You can use the composition newtype in Data.Functor.Compose package to compose an Applicative, but you can make new applicatives out of old ones in other ways too - I strongly recommend Gershom Bazerman's post "Abstracting with Applicatives" in the Comonad Reader for folk that want to understand how beautiful a combined Applicative structure is compared to a monad transformer stack - I'm now always on the lookout for making things just Applicative rather than monadic where I can get the functionality I need.

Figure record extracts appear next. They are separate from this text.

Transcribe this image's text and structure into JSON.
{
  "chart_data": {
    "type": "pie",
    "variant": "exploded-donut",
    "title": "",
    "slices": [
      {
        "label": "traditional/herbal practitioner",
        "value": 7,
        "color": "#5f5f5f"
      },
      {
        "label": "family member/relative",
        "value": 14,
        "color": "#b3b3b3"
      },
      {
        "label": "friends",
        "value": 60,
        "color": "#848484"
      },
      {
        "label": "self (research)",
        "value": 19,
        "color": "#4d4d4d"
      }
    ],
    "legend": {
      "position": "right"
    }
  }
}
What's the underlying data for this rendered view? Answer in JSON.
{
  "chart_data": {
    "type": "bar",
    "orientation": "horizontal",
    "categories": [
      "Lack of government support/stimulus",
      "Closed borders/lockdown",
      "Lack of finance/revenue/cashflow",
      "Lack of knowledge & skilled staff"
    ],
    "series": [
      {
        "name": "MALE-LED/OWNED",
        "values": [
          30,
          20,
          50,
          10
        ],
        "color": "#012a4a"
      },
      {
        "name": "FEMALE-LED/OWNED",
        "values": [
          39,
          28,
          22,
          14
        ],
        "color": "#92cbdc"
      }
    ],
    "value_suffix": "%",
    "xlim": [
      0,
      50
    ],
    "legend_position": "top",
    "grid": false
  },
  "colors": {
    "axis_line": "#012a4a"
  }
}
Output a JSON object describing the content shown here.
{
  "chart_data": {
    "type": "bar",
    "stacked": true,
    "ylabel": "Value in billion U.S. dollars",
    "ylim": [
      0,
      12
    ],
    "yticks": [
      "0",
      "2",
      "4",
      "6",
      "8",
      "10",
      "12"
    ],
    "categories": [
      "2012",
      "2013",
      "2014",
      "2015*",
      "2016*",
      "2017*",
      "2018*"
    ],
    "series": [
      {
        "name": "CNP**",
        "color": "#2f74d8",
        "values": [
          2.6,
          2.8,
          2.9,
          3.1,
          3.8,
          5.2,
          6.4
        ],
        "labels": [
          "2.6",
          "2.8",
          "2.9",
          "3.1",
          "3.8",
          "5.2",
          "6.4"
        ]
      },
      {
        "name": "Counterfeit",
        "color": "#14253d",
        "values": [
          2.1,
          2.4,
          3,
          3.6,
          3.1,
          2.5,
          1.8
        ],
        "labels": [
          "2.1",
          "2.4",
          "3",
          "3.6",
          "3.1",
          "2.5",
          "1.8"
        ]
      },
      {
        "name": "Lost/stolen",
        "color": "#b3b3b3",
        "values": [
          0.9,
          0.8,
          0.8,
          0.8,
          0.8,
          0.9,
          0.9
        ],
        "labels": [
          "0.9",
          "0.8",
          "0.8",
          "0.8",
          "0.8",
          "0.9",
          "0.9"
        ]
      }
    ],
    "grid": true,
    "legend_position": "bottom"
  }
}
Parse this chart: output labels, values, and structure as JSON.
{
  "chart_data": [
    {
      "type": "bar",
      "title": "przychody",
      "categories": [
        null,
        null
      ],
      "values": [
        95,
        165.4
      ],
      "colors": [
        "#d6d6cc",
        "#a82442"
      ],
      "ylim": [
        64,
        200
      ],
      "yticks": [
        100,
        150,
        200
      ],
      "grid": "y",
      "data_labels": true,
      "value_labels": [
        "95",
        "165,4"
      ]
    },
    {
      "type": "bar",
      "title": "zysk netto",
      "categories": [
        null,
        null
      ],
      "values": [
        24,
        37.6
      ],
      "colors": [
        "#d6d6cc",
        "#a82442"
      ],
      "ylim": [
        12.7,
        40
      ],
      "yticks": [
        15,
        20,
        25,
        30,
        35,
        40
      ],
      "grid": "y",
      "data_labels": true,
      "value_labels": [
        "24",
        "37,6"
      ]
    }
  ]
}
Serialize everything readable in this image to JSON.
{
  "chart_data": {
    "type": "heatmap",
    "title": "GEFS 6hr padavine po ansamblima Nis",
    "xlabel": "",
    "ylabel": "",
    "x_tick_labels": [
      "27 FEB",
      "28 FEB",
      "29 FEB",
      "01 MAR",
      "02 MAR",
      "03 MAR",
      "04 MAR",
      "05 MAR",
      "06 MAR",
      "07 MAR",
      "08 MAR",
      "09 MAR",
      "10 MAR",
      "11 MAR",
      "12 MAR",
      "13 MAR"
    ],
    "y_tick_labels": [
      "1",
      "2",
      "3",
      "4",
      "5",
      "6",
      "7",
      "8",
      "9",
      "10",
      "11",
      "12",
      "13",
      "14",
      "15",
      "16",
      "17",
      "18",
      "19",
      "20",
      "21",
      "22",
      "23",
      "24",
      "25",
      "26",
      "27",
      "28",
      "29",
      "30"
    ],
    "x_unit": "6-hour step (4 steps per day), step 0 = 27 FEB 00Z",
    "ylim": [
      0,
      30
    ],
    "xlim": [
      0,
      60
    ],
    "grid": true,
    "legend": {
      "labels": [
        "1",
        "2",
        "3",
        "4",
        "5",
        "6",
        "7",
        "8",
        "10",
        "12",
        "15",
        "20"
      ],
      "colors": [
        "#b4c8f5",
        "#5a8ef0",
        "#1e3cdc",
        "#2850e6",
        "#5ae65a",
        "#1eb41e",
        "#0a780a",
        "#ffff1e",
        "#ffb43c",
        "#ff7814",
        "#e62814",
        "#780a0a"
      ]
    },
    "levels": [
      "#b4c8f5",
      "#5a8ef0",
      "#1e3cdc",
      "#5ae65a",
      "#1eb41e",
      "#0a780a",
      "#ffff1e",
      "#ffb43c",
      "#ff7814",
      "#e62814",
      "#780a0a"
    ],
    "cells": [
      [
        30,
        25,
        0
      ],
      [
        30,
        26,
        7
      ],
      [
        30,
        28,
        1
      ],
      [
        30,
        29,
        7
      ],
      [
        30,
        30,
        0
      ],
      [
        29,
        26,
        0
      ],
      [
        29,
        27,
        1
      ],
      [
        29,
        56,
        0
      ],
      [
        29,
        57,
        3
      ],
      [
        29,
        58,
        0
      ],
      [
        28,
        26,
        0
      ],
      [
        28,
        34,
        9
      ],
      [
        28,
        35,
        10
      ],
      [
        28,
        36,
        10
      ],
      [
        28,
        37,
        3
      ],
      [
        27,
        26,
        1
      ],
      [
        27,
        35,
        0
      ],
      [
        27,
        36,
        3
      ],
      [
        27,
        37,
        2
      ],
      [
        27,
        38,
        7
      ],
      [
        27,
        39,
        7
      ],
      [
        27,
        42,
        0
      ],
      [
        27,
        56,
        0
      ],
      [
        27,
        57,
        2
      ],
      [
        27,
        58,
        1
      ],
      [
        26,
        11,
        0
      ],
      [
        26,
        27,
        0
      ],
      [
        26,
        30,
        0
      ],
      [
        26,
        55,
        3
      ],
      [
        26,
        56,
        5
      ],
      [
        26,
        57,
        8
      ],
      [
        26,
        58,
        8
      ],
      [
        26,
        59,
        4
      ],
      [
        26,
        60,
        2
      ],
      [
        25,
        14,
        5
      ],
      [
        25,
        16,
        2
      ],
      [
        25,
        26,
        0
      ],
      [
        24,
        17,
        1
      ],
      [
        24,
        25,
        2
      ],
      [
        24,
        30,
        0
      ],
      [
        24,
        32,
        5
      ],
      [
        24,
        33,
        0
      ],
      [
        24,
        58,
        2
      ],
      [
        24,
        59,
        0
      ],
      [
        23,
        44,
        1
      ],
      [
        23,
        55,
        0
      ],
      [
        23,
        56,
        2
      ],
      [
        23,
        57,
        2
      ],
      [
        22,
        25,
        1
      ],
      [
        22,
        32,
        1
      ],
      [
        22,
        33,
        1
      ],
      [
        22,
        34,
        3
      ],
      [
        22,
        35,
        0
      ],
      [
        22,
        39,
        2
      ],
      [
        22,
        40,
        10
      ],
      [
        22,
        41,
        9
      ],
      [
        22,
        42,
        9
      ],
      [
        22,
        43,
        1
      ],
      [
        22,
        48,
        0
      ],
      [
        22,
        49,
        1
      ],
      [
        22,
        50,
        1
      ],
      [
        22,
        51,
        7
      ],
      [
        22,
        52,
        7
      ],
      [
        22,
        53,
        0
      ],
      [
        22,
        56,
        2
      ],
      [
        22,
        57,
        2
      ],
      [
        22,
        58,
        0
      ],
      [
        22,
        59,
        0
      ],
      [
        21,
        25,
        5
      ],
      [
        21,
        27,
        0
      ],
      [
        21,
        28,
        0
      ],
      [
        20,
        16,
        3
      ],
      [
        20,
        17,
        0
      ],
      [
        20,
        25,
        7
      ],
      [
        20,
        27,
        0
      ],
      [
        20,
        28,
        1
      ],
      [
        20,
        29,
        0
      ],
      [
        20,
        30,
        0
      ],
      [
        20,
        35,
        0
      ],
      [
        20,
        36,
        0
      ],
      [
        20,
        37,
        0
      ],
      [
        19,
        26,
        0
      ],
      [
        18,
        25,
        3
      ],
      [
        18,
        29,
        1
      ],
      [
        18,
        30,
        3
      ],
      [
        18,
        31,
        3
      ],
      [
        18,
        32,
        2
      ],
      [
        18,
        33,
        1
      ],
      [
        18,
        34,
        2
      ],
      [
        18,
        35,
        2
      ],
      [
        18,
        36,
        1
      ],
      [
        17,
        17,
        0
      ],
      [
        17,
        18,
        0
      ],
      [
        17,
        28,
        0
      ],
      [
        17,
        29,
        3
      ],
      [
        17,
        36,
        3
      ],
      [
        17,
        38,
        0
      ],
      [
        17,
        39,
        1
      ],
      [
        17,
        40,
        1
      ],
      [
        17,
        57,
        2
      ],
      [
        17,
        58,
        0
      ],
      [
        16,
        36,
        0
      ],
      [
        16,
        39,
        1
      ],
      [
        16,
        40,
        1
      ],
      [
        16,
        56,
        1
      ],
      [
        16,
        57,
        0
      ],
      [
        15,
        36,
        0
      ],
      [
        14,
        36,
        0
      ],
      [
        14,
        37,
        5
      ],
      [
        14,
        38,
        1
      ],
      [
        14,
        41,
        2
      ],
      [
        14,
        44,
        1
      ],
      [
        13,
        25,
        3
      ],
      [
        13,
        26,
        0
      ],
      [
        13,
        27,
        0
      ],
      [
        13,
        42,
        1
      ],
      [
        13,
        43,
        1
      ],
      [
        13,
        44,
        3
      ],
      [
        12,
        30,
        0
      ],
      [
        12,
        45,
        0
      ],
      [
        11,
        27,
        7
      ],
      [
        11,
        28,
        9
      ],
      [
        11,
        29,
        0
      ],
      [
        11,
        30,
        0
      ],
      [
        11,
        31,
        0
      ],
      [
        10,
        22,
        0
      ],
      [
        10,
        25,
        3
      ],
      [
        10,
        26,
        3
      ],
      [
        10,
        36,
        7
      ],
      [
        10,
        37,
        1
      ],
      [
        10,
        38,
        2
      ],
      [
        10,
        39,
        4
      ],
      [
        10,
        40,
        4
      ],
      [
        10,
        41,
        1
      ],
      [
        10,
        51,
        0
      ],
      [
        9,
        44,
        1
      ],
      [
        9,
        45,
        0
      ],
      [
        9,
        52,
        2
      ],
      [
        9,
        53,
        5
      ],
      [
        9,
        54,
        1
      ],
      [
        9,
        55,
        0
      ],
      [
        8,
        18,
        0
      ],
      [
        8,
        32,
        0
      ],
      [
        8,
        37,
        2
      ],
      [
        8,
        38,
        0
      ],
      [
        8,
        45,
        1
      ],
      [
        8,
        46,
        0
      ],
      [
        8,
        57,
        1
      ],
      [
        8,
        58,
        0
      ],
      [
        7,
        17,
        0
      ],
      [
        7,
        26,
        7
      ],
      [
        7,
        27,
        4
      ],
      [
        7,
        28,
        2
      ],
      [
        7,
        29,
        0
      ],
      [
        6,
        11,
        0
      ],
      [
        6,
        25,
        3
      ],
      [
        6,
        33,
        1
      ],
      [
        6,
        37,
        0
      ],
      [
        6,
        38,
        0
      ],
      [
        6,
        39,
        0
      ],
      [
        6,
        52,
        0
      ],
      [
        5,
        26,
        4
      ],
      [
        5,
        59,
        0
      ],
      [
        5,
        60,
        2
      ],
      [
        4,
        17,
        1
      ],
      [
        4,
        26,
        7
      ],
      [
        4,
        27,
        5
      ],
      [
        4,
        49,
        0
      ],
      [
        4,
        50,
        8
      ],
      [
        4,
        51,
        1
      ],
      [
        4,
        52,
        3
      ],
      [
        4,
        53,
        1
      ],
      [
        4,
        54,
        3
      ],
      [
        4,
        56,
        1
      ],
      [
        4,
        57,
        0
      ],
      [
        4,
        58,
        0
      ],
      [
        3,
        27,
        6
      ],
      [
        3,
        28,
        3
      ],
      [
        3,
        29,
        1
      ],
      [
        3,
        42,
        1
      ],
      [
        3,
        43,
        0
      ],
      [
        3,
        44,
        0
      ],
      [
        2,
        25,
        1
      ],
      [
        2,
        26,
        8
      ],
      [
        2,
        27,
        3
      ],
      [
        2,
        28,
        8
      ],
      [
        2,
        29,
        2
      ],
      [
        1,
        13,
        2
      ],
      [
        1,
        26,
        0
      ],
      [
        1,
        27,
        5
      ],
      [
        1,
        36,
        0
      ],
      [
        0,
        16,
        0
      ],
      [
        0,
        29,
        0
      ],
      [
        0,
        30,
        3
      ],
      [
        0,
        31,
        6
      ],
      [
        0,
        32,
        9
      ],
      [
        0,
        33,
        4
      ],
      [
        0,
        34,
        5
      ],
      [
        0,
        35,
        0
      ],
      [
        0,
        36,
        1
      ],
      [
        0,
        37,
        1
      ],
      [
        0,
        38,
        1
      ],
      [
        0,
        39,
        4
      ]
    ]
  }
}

Often I can use Applicative to combine all the input stuff into a value I want to output then pipe it directly where i t's going using >>=.

Your functions and operators

Of course there's nothing stopping you defining your own functions:

liftliftA2 :: (Applicative f, Applicative g) =>
              (a -> b -> c) -> f (g a) -> f (g b) -> f (g c)
liftliftA2 = liftA2.liftA2

but it's not much shorter than liftA2.liftA2.

I love your idea to make nested Applicative operators, though, but will switch to increasing the angle brackets rather than repeating the internal operator because <**> clashes with (<**>) = flip (<*>) in Control.Applicative, and it's more logical.

import Control.Applicative

(<<$>>) :: (Functor f, Functor g) => 
           (a -> b) -> f (g a) -> f (g b)
(<<$>>) = fmap.fmap

(<<*>>) :: (Functor m, Applicative m, Applicative n) =>
            m (n (a -> b)) -> m (n a) -> m (n b)
mnf <<*>> mna = (<*>) <$> mnf <*> mna

giving

ghci> (+) <<$>> [Just 5] <<*>> [Just 7,Just 10]
[Just 12,Just 15]

and of course you can keep going:

(<<<$>>>) :: (Functor f, Functor g, Functor h) => 
             (a -> b) -> f (g (h a)) -> f (g (h b))
(<<<$>>>) = fmap.fmap.fmap

(<<<*>>>) :: (Functor l,Functor m, Applicative l, Applicative m, Applicative n) =>
             l (m (n (a -> b))) -> l (m (n a)) -> l (m (n b))
lmnf <<<*>>> lmna = (<*>) <<$>> lmnf <<*>> lmna

Which lets you do the apparently improbable

ghci> subtract <<<$>>> Right [Just 5,Nothing,Just 10] <<<*>>> Right [Just 100,Just 20]
Right [Just 95,Just 15,Nothing,Nothing,Just 90,Just 10]

but then again, as Gershom Bazerman's article demonstrates, you may well want to nest Applicatives, just as deeply as you might want to nest Monads.